The policy of airport managers of protecting Petrolot’s monopoly is very short-sighted Fuel costs constitute a substantial item in air carriers’ costs, especially budget airlines. The price demanded for fuel is discouraging airlines from opening new connections, while budget carriers are resigning from plans they may have had to open their bases in Polish ports. The outcome is that the number of serviced arrivals and cleared passengers which are fundamental item in a port’s revenue, is growing more slowly that was possible should competition existed among fuel suppliers.

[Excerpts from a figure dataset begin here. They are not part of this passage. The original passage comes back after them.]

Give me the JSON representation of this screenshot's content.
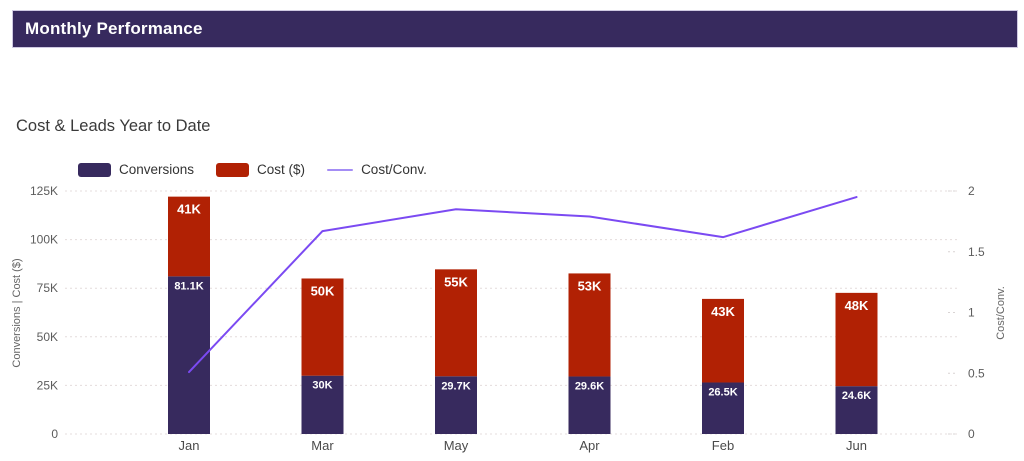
{
  "header": {
    "title": "Monthly Performance"
  },
  "section": {
    "title": "Cost & Leads Year to Date"
  },
  "legend": [
    {
      "label": "Conversions",
      "type": "bar",
      "color": "#372a5e"
    },
    {
      "label": "Cost ($)",
      "type": "bar",
      "color": "#b12104"
    },
    {
      "label": "Cost/Conv.",
      "type": "line",
      "color": "#a48df5"
    }
  ],
  "chart_data": {
    "type": "bar",
    "subtype": "stacked-bar-with-line",
    "title": "Cost & Leads Year to Date",
    "categories": [
      "Jan",
      "Mar",
      "May",
      "Apr",
      "Feb",
      "Jun"
    ],
    "series": [
      {
        "name": "Conversions",
        "type": "bar",
        "stack": true,
        "color": "#372a5e",
        "values": [
          81100,
          30000,
          29700,
          29600,
          26500,
          24600
        ],
        "value_labels": [
          "81.1K",
          "30K",
          "29.7K",
          "29.6K",
          "26.5K",
          "24.6K"
        ]
      },
      {
        "name": "Cost ($)",
        "type": "bar",
        "stack": true,
        "color": "#b12104",
        "values": [
          41000,
          50000,
          55000,
          53000,
          43000,
          48000
        ],
        "value_labels": [
          "41K",
          "50K",
          "55K",
          "53K",
          "43K",
          "48K"
        ]
      },
      {
        "name": "Cost/Conv.",
        "type": "line",
        "color": "#7b4af2",
        "axis": "right",
        "values": [
          0.51,
          1.67,
          1.85,
          1.79,
          1.62,
          1.95
        ]
      }
    ],
    "left_axis": {
      "label": "Conversions | Cost ($)",
      "tick_values": [
        0,
        25000,
        50000,
        75000,
        100000,
        125000
      ],
      "tick_labels": [
        "0",
        "25K",
        "50K",
        "75K",
        "100K",
        "125K"
      ],
      "max": 125000
    },
    "right_axis": {
      "label": "Cost/Conv.",
      "tick_values": [
        0,
        0.5,
        1,
        1.5,
        2
      ],
      "tick_labels": [
        "0",
        "0.5",
        "1",
        "1.5",
        "2"
      ],
      "max": 2
    },
    "grid": true,
    "legend_position": "top"
  }
}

The situation of PLL LOT, the national carrier, is still far from clear. The State Treasury presently owns 67.97 pct of PLL LOT shares, the official receiver of SAirlines BV bankruptcy assets – 25.1 pct, while the remaining 6.93 pct of the shares is the property of the airline’s workers. The Treasury has reached agreement with the receiver and has established the principles under which LOT can enter the Stock Exchange, which is to take place this year. The agreement reached with the receiver is a positive step towards privatisation. The most beneficial for LOT would be for the Treasury to sell all its owned shares which would notably raise the appraisal of the company’s assets.

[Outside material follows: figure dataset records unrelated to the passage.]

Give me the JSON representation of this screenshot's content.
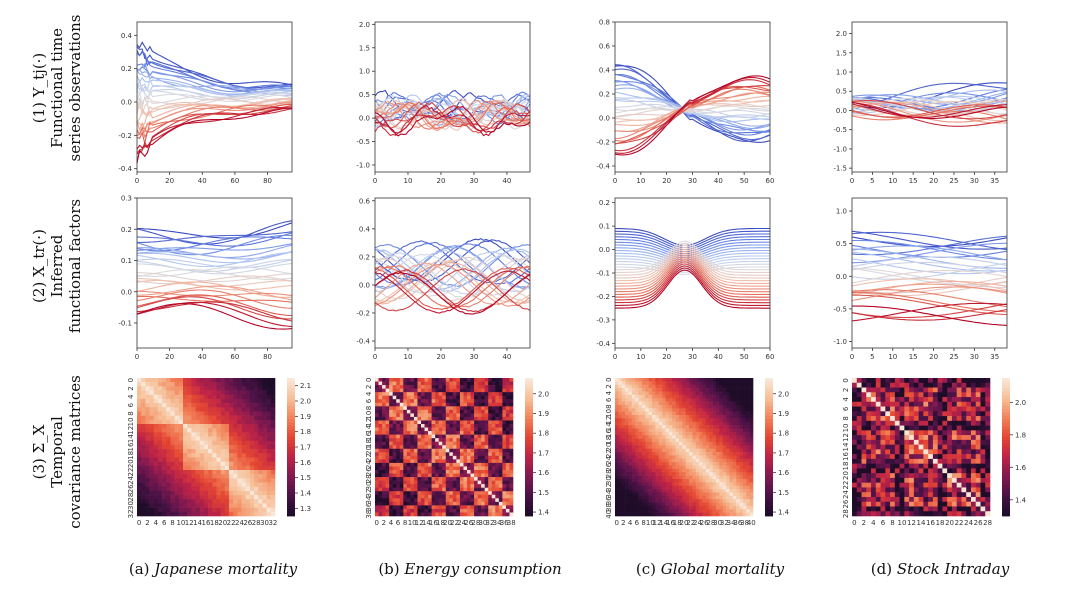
{
  "row_labels": [
    {
      "lines": [
        "(1) Y_tj(·)",
        "Functional time",
        "series observations"
      ]
    },
    {
      "lines": [
        "(2) X_tr(·)",
        "Inferred",
        "functional factors"
      ]
    },
    {
      "lines": [
        "(3) Σ_X",
        "Temporal",
        "covariance matrices"
      ]
    }
  ],
  "captions": [
    {
      "prefix": "(a) ",
      "name": "Japanese mortality"
    },
    {
      "prefix": "(b) ",
      "name": "Energy consumption"
    },
    {
      "prefix": "(c) ",
      "name": "Global mortality"
    },
    {
      "prefix": "(d) ",
      "name": "Stock Intraday"
    }
  ],
  "colors": {
    "cool": "#3b4cc0",
    "warm": "#b40426",
    "mid": "#dddddd"
  },
  "chart_data": [
    {
      "type": "line",
      "row": 1,
      "col": "a",
      "xlim": [
        0,
        95
      ],
      "ylim": [
        -0.42,
        0.48
      ],
      "xticks": [
        0,
        20,
        40,
        60,
        80
      ],
      "yticks": [
        -0.4,
        -0.2,
        0.0,
        0.2,
        0.4
      ],
      "yformat": 1,
      "n_series": 30,
      "pattern": "converge"
    },
    {
      "type": "line",
      "row": 1,
      "col": "b",
      "xlim": [
        0,
        47
      ],
      "ylim": [
        -1.15,
        2.05
      ],
      "xticks": [
        0,
        10,
        20,
        30,
        40
      ],
      "yticks": [
        -1.0,
        -0.5,
        0.0,
        0.5,
        1.0,
        1.5,
        2.0
      ],
      "yformat": 1,
      "n_series": 30,
      "pattern": "noisy"
    },
    {
      "type": "line",
      "row": 1,
      "col": "c",
      "xlim": [
        0,
        60
      ],
      "ylim": [
        -0.45,
        0.8
      ],
      "xticks": [
        0,
        10,
        20,
        30,
        40,
        50,
        60
      ],
      "yticks": [
        -0.4,
        -0.2,
        0.0,
        0.2,
        0.4,
        0.6,
        0.8
      ],
      "yformat": 1,
      "n_series": 30,
      "pattern": "cross"
    },
    {
      "type": "line",
      "row": 1,
      "col": "d",
      "xlim": [
        0,
        38
      ],
      "ylim": [
        -1.6,
        2.3
      ],
      "xticks": [
        0,
        5,
        10,
        15,
        20,
        25,
        30,
        35
      ],
      "yticks": [
        -1.5,
        -1.0,
        -0.5,
        0.0,
        0.5,
        1.0,
        1.5,
        2.0
      ],
      "yformat": 1,
      "n_series": 30,
      "pattern": "diverge"
    },
    {
      "type": "line",
      "row": 2,
      "col": "a",
      "xlim": [
        0,
        95
      ],
      "ylim": [
        -0.18,
        0.3
      ],
      "xticks": [
        0,
        20,
        40,
        60,
        80
      ],
      "yticks": [
        -0.1,
        0.0,
        0.1,
        0.2,
        0.3
      ],
      "yformat": 1,
      "n_series": 30,
      "pattern": "smooth"
    },
    {
      "type": "line",
      "row": 2,
      "col": "b",
      "xlim": [
        0,
        47
      ],
      "ylim": [
        -0.45,
        0.62
      ],
      "xticks": [
        0,
        10,
        20,
        30,
        40
      ],
      "yticks": [
        -0.4,
        -0.2,
        0.0,
        0.2,
        0.4,
        0.6
      ],
      "yformat": 1,
      "n_series": 30,
      "pattern": "wavy"
    },
    {
      "type": "line",
      "row": 2,
      "col": "c",
      "xlim": [
        0,
        60
      ],
      "ylim": [
        -0.42,
        0.22
      ],
      "xticks": [
        0,
        10,
        20,
        30,
        40,
        50,
        60
      ],
      "yticks": [
        -0.4,
        -0.3,
        -0.2,
        -0.1,
        0.0,
        0.1,
        0.2
      ],
      "yformat": 1,
      "n_series": 30,
      "pattern": "bump"
    },
    {
      "type": "line",
      "row": 2,
      "col": "d",
      "xlim": [
        0,
        38
      ],
      "ylim": [
        -1.1,
        1.2
      ],
      "xticks": [
        0,
        5,
        10,
        15,
        20,
        25,
        30,
        35
      ],
      "yticks": [
        -1.0,
        -0.5,
        0.0,
        0.5,
        1.0
      ],
      "yformat": 1,
      "n_series": 30,
      "pattern": "flat"
    },
    {
      "type": "heatmap",
      "row": 3,
      "col": "a",
      "size": 33,
      "ticks": [
        0,
        2,
        4,
        6,
        8,
        10,
        12,
        14,
        16,
        18,
        20,
        22,
        24,
        26,
        28,
        30,
        32
      ],
      "cbar_ticks": [
        1.3,
        1.4,
        1.5,
        1.6,
        1.7,
        1.8,
        1.9,
        2.0,
        2.1
      ],
      "vmin": 1.25,
      "vmax": 2.15,
      "pattern": "blocks3"
    },
    {
      "type": "heatmap",
      "row": 3,
      "col": "b",
      "size": 39,
      "ticks": [
        0,
        2,
        4,
        6,
        8,
        10,
        12,
        14,
        16,
        18,
        20,
        22,
        24,
        26,
        28,
        30,
        32,
        34,
        36,
        38
      ],
      "cbar_ticks": [
        1.4,
        1.5,
        1.6,
        1.7,
        1.8,
        1.9,
        2.0
      ],
      "vmin": 1.38,
      "vmax": 2.08,
      "pattern": "checker"
    },
    {
      "type": "heatmap",
      "row": 3,
      "col": "c",
      "size": 41,
      "ticks": [
        0,
        2,
        4,
        6,
        8,
        10,
        12,
        14,
        16,
        18,
        20,
        22,
        24,
        26,
        28,
        30,
        32,
        34,
        36,
        38,
        40
      ],
      "cbar_ticks": [
        1.4,
        1.5,
        1.6,
        1.7,
        1.8,
        1.9,
        2.0
      ],
      "vmin": 1.38,
      "vmax": 2.08,
      "pattern": "band"
    },
    {
      "type": "heatmap",
      "row": 3,
      "col": "d",
      "size": 29,
      "ticks": [
        0,
        2,
        4,
        6,
        8,
        10,
        12,
        14,
        16,
        18,
        20,
        22,
        24,
        26,
        28
      ],
      "cbar_ticks": [
        1.4,
        1.6,
        1.8,
        2.0
      ],
      "vmin": 1.3,
      "vmax": 2.15,
      "pattern": "random"
    }
  ]
}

The “open sky” agreement reached between the USA and European Union became valid at the turn of March this year, liberalising trans-Atlantic air traffic and forcing airlines to compete. Till now servicing those flights was implemented only by national carriers by bilateral international contracts. The “open sky” agreement eliminates all restrictions concerning routes, prices and the weekly number of flights, but the benefits of those changes will surely not be felt straight away.